Chat locally & compare models side by side
Ask three models the same question and watch them disagree
One of LM Studio's most useful features is loading several models at the same time and sending the same prompt to all of them at once. For researchers this is genuinely powerful: you can test how different models handle a sensitive or technical question before committing to one. Everything stays offline — the comparison runs entirely on your machine.
- 1 Make sure you have at least two models downloaded (from lesson 00). If not, go to Discover and grab a second one now — a different family works best for comparison (e.g. Llama vs Qwen).
- 2 Open the Chat tab and click the model selector at the top. Look for a multi-model or side-by-side option (in LM Studio 0.3+ this is the 'Multi-model chat' or 'Compare' button next to the model dropdown). Enable it and add your second model.
- 3 Type a prompt relevant to your research — for example:
I have 12 RNA-seq samples across 3 conditions. What statistical approach should I use to find differentially expressed genes, and what are the main pitfalls? - 4 Send the prompt and read both responses side by side. Note where they agree, where they differ, and which is more precise.

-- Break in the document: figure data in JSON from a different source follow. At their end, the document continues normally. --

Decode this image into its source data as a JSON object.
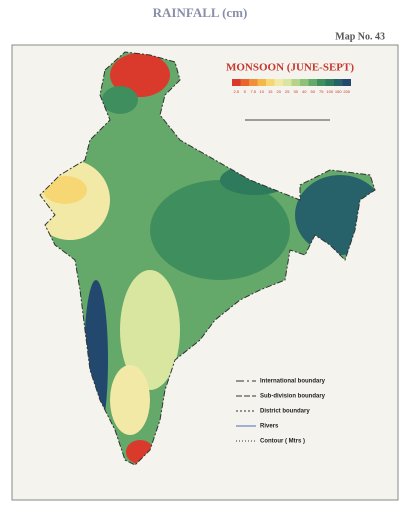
{
  "header": {
    "title": "RAINFALL (cm)",
    "map_number": "Map No. 43"
  },
  "map": {
    "title": "MONSOON (JUNE-SEPT)",
    "scale": [
      {
        "label": "2.5",
        "color": "#d93a2b"
      },
      {
        "label": "5",
        "color": "#e8652f"
      },
      {
        "label": "7.5",
        "color": "#f08f3a"
      },
      {
        "label": "10",
        "color": "#f5b64a"
      },
      {
        "label": "15",
        "color": "#f7d774"
      },
      {
        "label": "20",
        "color": "#f3e9a6"
      },
      {
        "label": "25",
        "color": "#d9e6a0"
      },
      {
        "label": "30",
        "color": "#b5d48a"
      },
      {
        "label": "40",
        "color": "#8cc17a"
      },
      {
        "label": "50",
        "color": "#64a86a"
      },
      {
        "label": "75",
        "color": "#3f8e5e"
      },
      {
        "label": "100",
        "color": "#2d7a5c"
      },
      {
        "label": "150",
        "color": "#27616a"
      },
      {
        "label": "200",
        "color": "#23486e"
      }
    ],
    "legend": [
      {
        "label": "International boundary",
        "dash": "8 3 2 3"
      },
      {
        "label": "Sub-division boundary",
        "dash": "6 2"
      },
      {
        "label": "District boundary",
        "dash": "2 2"
      },
      {
        "label": "Rivers",
        "dash": ""
      },
      {
        "label": "Contour ( Mtrs )",
        "dash": "1 2"
      }
    ]
  }
}
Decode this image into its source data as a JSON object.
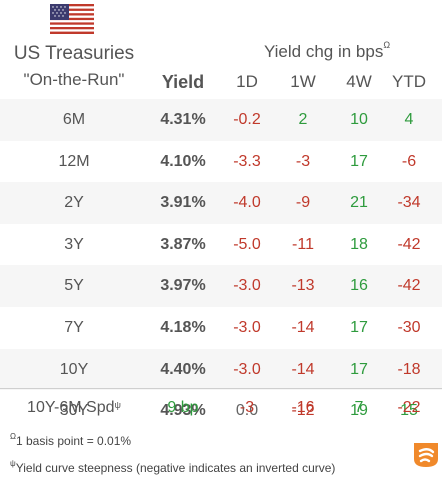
{
  "header": {
    "title_line1": "US Treasuries",
    "title_line2": "\"On-the-Run\"",
    "yield_chg_label": "Yield chg in bps",
    "yield_chg_marker": "Ω"
  },
  "columns": {
    "yield": "Yield",
    "d1": "1D",
    "w1": "1W",
    "w4": "4W",
    "ytd": "YTD"
  },
  "rows": [
    {
      "label": "6M",
      "yield": "4.31%",
      "d1": "-0.2",
      "w1": "2",
      "w4": "10",
      "ytd": "4"
    },
    {
      "label": "12M",
      "yield": "4.10%",
      "d1": "-3.3",
      "w1": "-3",
      "w4": "17",
      "ytd": "-6"
    },
    {
      "label": "2Y",
      "yield": "3.91%",
      "d1": "-4.0",
      "w1": "-9",
      "w4": "21",
      "ytd": "-34"
    },
    {
      "label": "3Y",
      "yield": "3.87%",
      "d1": "-5.0",
      "w1": "-11",
      "w4": "18",
      "ytd": "-42"
    },
    {
      "label": "5Y",
      "yield": "3.97%",
      "d1": "-3.0",
      "w1": "-13",
      "w4": "16",
      "ytd": "-42"
    },
    {
      "label": "7Y",
      "yield": "4.18%",
      "d1": "-3.0",
      "w1": "-14",
      "w4": "17",
      "ytd": "-30"
    },
    {
      "label": "10Y",
      "yield": "4.40%",
      "d1": "-3.0",
      "w1": "-14",
      "w4": "17",
      "ytd": "-18"
    },
    {
      "label": "30Y",
      "yield": "4.93%",
      "d1": "0.0",
      "w1": "-12",
      "w4": "19",
      "ytd": "15"
    }
  ],
  "spread": {
    "label": "10Y-6M Spd",
    "marker": "ψ",
    "yield": "9 bp",
    "d1": "-3",
    "w1": "-16",
    "w4": "7",
    "ytd": "-22"
  },
  "notes": {
    "n1_marker": "Ω",
    "n1_text": "1 basis point = 0.01%",
    "n2_marker": "ψ",
    "n2_text": "Yield curve steepness (negative indicates an inverted curve)"
  },
  "colors": {
    "negative": "#c0392b",
    "positive": "#2e9b3d",
    "neutral": "#666666",
    "row_shade": "#f6f6f6",
    "logo_orange": "#f0892b"
  },
  "icons": {
    "flag": "us-flag-icon",
    "logo": "brand-logo-icon"
  }
}
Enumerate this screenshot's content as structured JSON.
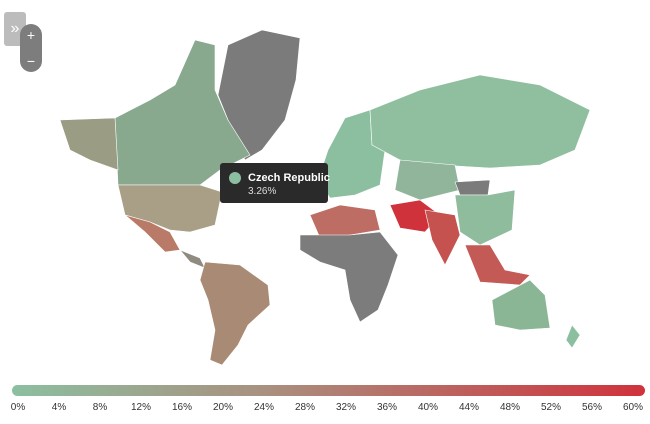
{
  "controls": {
    "expand": "»",
    "zoom_in": "+",
    "zoom_out": "−"
  },
  "tooltip": {
    "country": "Czech Republic",
    "value": "3.26%"
  },
  "legend": {
    "ticks": [
      "0%",
      "4%",
      "8%",
      "12%",
      "16%",
      "20%",
      "24%",
      "28%",
      "32%",
      "36%",
      "40%",
      "44%",
      "48%",
      "52%",
      "56%",
      "60%"
    ]
  }
}
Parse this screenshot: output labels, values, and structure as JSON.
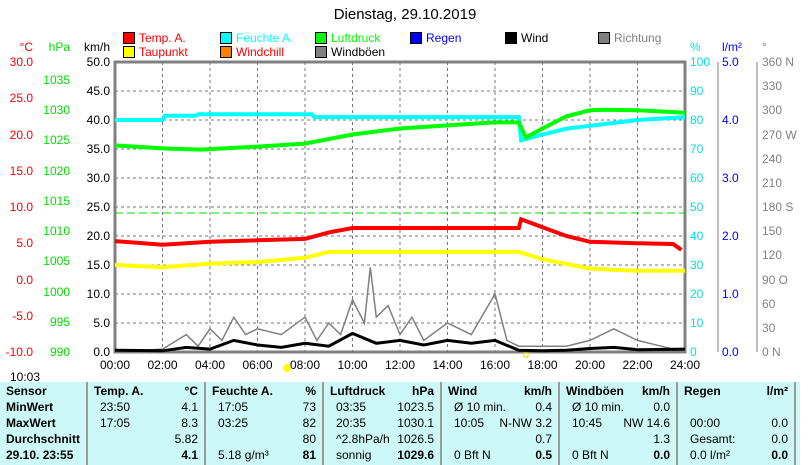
{
  "title": "Dienstag, 29.10.2019",
  "legend": [
    {
      "label": "Temp. A.",
      "color": "#ff0000"
    },
    {
      "label": "Taupunkt",
      "color": "#ffff00",
      "text": "#ff0000"
    },
    {
      "label": "Feuchte A.",
      "color": "#00ffff"
    },
    {
      "label": "Windchill",
      "color": "#ff8000",
      "text": "#ff0000"
    },
    {
      "label": "Luftdruck",
      "color": "#00ff00"
    },
    {
      "label": "Windböen",
      "color": "#808080",
      "text": "#000000"
    },
    {
      "label": "Regen",
      "color": "#0000ff"
    },
    {
      "label": "Wind",
      "color": "#000000"
    },
    {
      "label": "Richtung",
      "color": "#808080"
    }
  ],
  "axes": {
    "temp_unit": "°C",
    "temp_ticks": [
      "30.0",
      "25.0",
      "20.0",
      "15.0",
      "10.0",
      "5.0",
      "0.0",
      "-5.0",
      "-10.0"
    ],
    "hpa_unit": "hPa",
    "hpa_ticks": [
      "1035",
      "1030",
      "1025",
      "1020",
      "1015",
      "1010",
      "1005",
      "1000",
      "995",
      "990"
    ],
    "kmh_unit": "km/h",
    "kmh_ticks": [
      "50.0",
      "45.0",
      "40.0",
      "35.0",
      "30.0",
      "25.0",
      "20.0",
      "15.0",
      "10.0",
      "5.0",
      "0.0"
    ],
    "pct_unit": "%",
    "pct_ticks": [
      "100",
      "90",
      "80",
      "70",
      "60",
      "50",
      "40",
      "30",
      "20",
      "10",
      "0"
    ],
    "rain_unit": "l/m²",
    "rain_ticks": [
      "5.0",
      "4.0",
      "3.0",
      "2.0",
      "1.0",
      "0.0"
    ],
    "dir_unit": "°",
    "dir_ticks": [
      "360 N",
      "330",
      "300",
      "270 W",
      "240",
      "210",
      "180 S",
      "150",
      "120",
      "90 O",
      "60",
      "30",
      "0 N"
    ],
    "x_ticks": [
      "00:00",
      "02:00",
      "04:00",
      "06:00",
      "08:00",
      "10:00",
      "12:00",
      "14:00",
      "16:00",
      "18:00",
      "20:00",
      "22:00",
      "24:00"
    ]
  },
  "time_label": "10:03",
  "chart_data": {
    "type": "line",
    "title": "Dienstag, 29.10.2019",
    "xlabel": "",
    "xlim": [
      0,
      24
    ],
    "series": [
      {
        "name": "Temp. A.",
        "axis": "°C",
        "ylim": [
          -10,
          30
        ],
        "color": "#ff0000",
        "points": [
          [
            0,
            5.3
          ],
          [
            2,
            4.8
          ],
          [
            4,
            5.2
          ],
          [
            6,
            5.4
          ],
          [
            8,
            5.6
          ],
          [
            9,
            6.5
          ],
          [
            10,
            7.1
          ],
          [
            17,
            7.1
          ],
          [
            17.1,
            8.3
          ],
          [
            18,
            7.2
          ],
          [
            19,
            6.0
          ],
          [
            20,
            5.2
          ],
          [
            22,
            5.0
          ],
          [
            23.5,
            4.9
          ],
          [
            23.85,
            4.1
          ]
        ]
      },
      {
        "name": "Taupunkt",
        "axis": "°C",
        "ylim": [
          -10,
          30
        ],
        "color": "#ffff00",
        "points": [
          [
            0,
            2.0
          ],
          [
            2,
            1.7
          ],
          [
            4,
            2.2
          ],
          [
            6,
            2.4
          ],
          [
            8,
            3.0
          ],
          [
            9,
            3.8
          ],
          [
            17,
            3.8
          ],
          [
            18,
            2.8
          ],
          [
            20,
            1.5
          ],
          [
            22,
            1.2
          ],
          [
            24,
            1.2
          ]
        ]
      },
      {
        "name": "Feuchte A.",
        "axis": "%",
        "ylim": [
          0,
          100
        ],
        "color": "#00ffff",
        "points": [
          [
            0,
            80
          ],
          [
            2,
            80
          ],
          [
            2.1,
            81.5
          ],
          [
            3.4,
            81.5
          ],
          [
            3.5,
            82
          ],
          [
            8.3,
            82
          ],
          [
            8.4,
            81
          ],
          [
            17,
            81
          ],
          [
            17.1,
            73
          ],
          [
            18,
            75
          ],
          [
            19,
            77
          ],
          [
            20,
            78
          ],
          [
            21,
            79
          ],
          [
            22,
            80
          ],
          [
            24,
            81
          ]
        ]
      },
      {
        "name": "Luftdruck",
        "axis": "hPa",
        "ylim": [
          990,
          1038
        ],
        "color": "#00ff00",
        "points": [
          [
            0,
            1024.2
          ],
          [
            2,
            1023.7
          ],
          [
            3.6,
            1023.5
          ],
          [
            6,
            1024
          ],
          [
            8,
            1024.5
          ],
          [
            10,
            1026
          ],
          [
            12,
            1027
          ],
          [
            14,
            1027.5
          ],
          [
            16,
            1028
          ],
          [
            17,
            1028
          ],
          [
            17.3,
            1025.5
          ],
          [
            18,
            1027
          ],
          [
            19,
            1029
          ],
          [
            20,
            1030
          ],
          [
            20.6,
            1030.1
          ],
          [
            22,
            1030
          ],
          [
            24,
            1029.6
          ]
        ]
      },
      {
        "name": "Windböen",
        "axis": "km/h",
        "ylim": [
          0,
          50
        ],
        "color": "#808080",
        "points": [
          [
            0,
            0
          ],
          [
            2,
            0.5
          ],
          [
            3,
            3
          ],
          [
            3.5,
            1
          ],
          [
            4,
            4
          ],
          [
            4.5,
            2
          ],
          [
            5,
            6
          ],
          [
            5.5,
            3
          ],
          [
            6,
            4
          ],
          [
            7,
            3
          ],
          [
            8,
            6
          ],
          [
            8.5,
            2
          ],
          [
            9,
            5
          ],
          [
            9.5,
            3
          ],
          [
            10,
            9
          ],
          [
            10.5,
            5
          ],
          [
            10.75,
            14.6
          ],
          [
            11,
            6
          ],
          [
            11.5,
            8
          ],
          [
            12,
            3
          ],
          [
            12.5,
            6
          ],
          [
            13,
            2
          ],
          [
            14,
            5
          ],
          [
            15,
            3
          ],
          [
            16,
            10
          ],
          [
            16.5,
            2
          ],
          [
            17,
            1
          ],
          [
            18,
            1
          ],
          [
            19,
            1
          ],
          [
            20,
            2
          ],
          [
            21,
            4
          ],
          [
            22,
            2
          ],
          [
            23,
            1
          ],
          [
            24,
            0
          ]
        ]
      },
      {
        "name": "Wind",
        "axis": "km/h",
        "ylim": [
          0,
          50
        ],
        "color": "#000000",
        "points": [
          [
            0,
            0.3
          ],
          [
            2,
            0.2
          ],
          [
            3,
            0.8
          ],
          [
            4,
            0.5
          ],
          [
            5,
            2
          ],
          [
            6,
            1.2
          ],
          [
            7,
            0.8
          ],
          [
            8,
            1.5
          ],
          [
            9,
            1.0
          ],
          [
            10,
            3.2
          ],
          [
            11,
            1.5
          ],
          [
            12,
            2.0
          ],
          [
            13,
            1.2
          ],
          [
            14,
            2.0
          ],
          [
            15,
            1.5
          ],
          [
            16,
            2.0
          ],
          [
            17,
            0.3
          ],
          [
            18,
            0.2
          ],
          [
            19,
            0.3
          ],
          [
            20,
            0.6
          ],
          [
            21,
            0.8
          ],
          [
            22,
            0.4
          ],
          [
            24,
            0.5
          ]
        ]
      }
    ],
    "reference_line": {
      "axis": "hPa",
      "value": 1013
    }
  },
  "table": {
    "columns": [
      {
        "head": "Sensor",
        "rows": [
          "MinWert",
          "MaxWert",
          "Durchschnitt",
          "29.10. 23:55"
        ]
      },
      {
        "head": "Temp. A.",
        "unit": "°C",
        "left": [
          "23:50",
          "17:05",
          "",
          ""
        ],
        "right": [
          "4.1",
          "8.3",
          "5.82",
          "4.1"
        ]
      },
      {
        "head": "Feuchte A.",
        "unit": "%",
        "left": [
          "17:05",
          "03:25",
          "",
          "5.18 g/m³"
        ],
        "right": [
          "73",
          "82",
          "80",
          "81"
        ]
      },
      {
        "head": "Luftdruck",
        "unit": "hPa",
        "left": [
          "03:35",
          "20:35",
          "^2.8hPa/h",
          "sonnig"
        ],
        "right": [
          "1023.5",
          "1030.1",
          "1026.5",
          "1029.6"
        ]
      },
      {
        "head": "Wind",
        "unit": "km/h",
        "left": [
          "Ø 10 min.",
          "10:05",
          "",
          "0 Bft N"
        ],
        "right": [
          "0.4",
          "N-NW 3.2",
          "0.7",
          "0.5"
        ]
      },
      {
        "head": "Windböen",
        "unit": "km/h",
        "left": [
          "Ø 10 min.",
          "10:45",
          "",
          "0 Bft N"
        ],
        "right": [
          "0.0",
          "NW 14.6",
          "1.3",
          "0.0"
        ]
      },
      {
        "head": "Regen",
        "unit": "l/m²",
        "left": [
          "",
          "00:00",
          "Gesamt:",
          "0.0 l/m²"
        ],
        "right": [
          "",
          "0.0",
          "0.0",
          "0.0"
        ]
      }
    ]
  }
}
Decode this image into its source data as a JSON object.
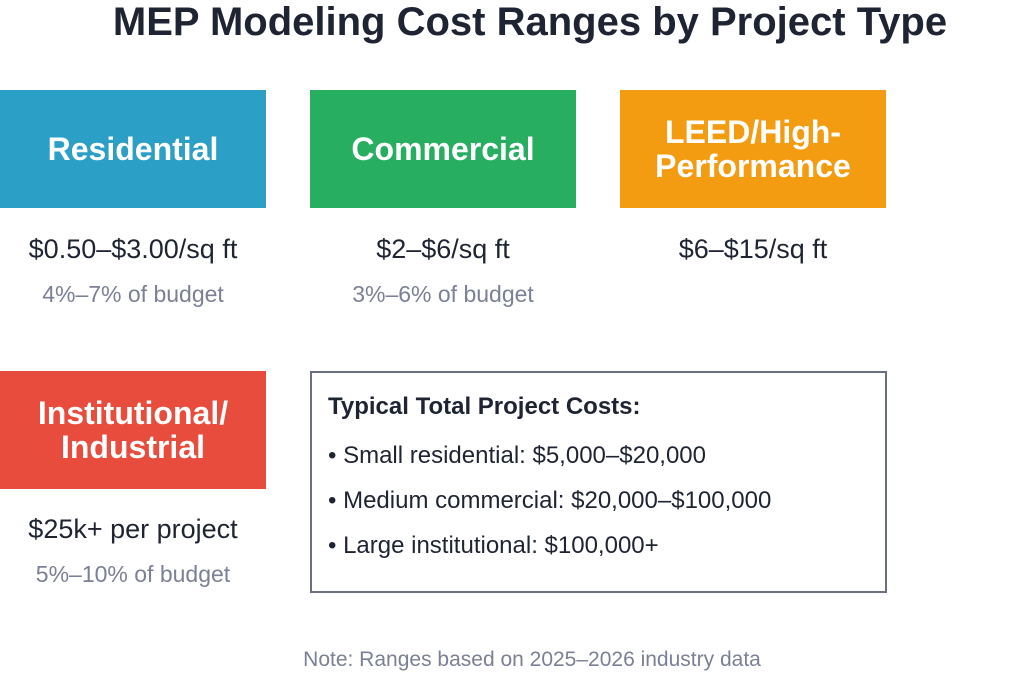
{
  "title": "MEP Modeling Cost Ranges by Project Type",
  "cards": [
    {
      "label_lines": [
        "Residential"
      ],
      "range": "$0.50–$3.00/sq ft",
      "budget": "4%–7% of budget"
    },
    {
      "label_lines": [
        "Commercial"
      ],
      "range": "$2–$6/sq ft",
      "budget": "3%–6% of budget"
    },
    {
      "label_lines": [
        "LEED/High-",
        "Performance"
      ],
      "range": "$6–$15/sq ft"
    },
    {
      "label_lines": [
        "Institutional/",
        "Industrial"
      ],
      "range": "$25k+ per project",
      "budget": "5%–10% of budget"
    }
  ],
  "summary": {
    "title": "Typical Total Project Costs:",
    "items": [
      "Small residential: $5,000–$20,000",
      "Medium commercial: $20,000–$100,000",
      "Large institutional: $100,000+"
    ]
  },
  "note": "Note: Ranges based on 2025–2026 industry data"
}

- 5 Try a second prompt that involves private or unpublished data — for instance a summary of a draft methods section. Notice that nothing leaves your machine regardless of what you paste in.
You have two model responses to the same prompt open side by side, and you can state one concrete difference between them.
Build a two-model verdict for a real research question
Run a genuine question from your current work through both models and produce a short comparison note — the kind you might share with a lab-mate before choosing a tool.
Pick a real question from your research (a methods choice, a literature gap, an analysis approach). Ask both models. Write two sentences summarising which you would trust more and why.
- 1 Choose a question you actually need an answer to — not a toy example.
- 2 Send it to both models simultaneously.
- 3 For each response, mark one strength and one weakness.
- 4 Write your two-sentence verdict: model A vs model B, and which you would use for this task.
The prompt you used, both responses (screenshot or paste), and your two-sentence verdict.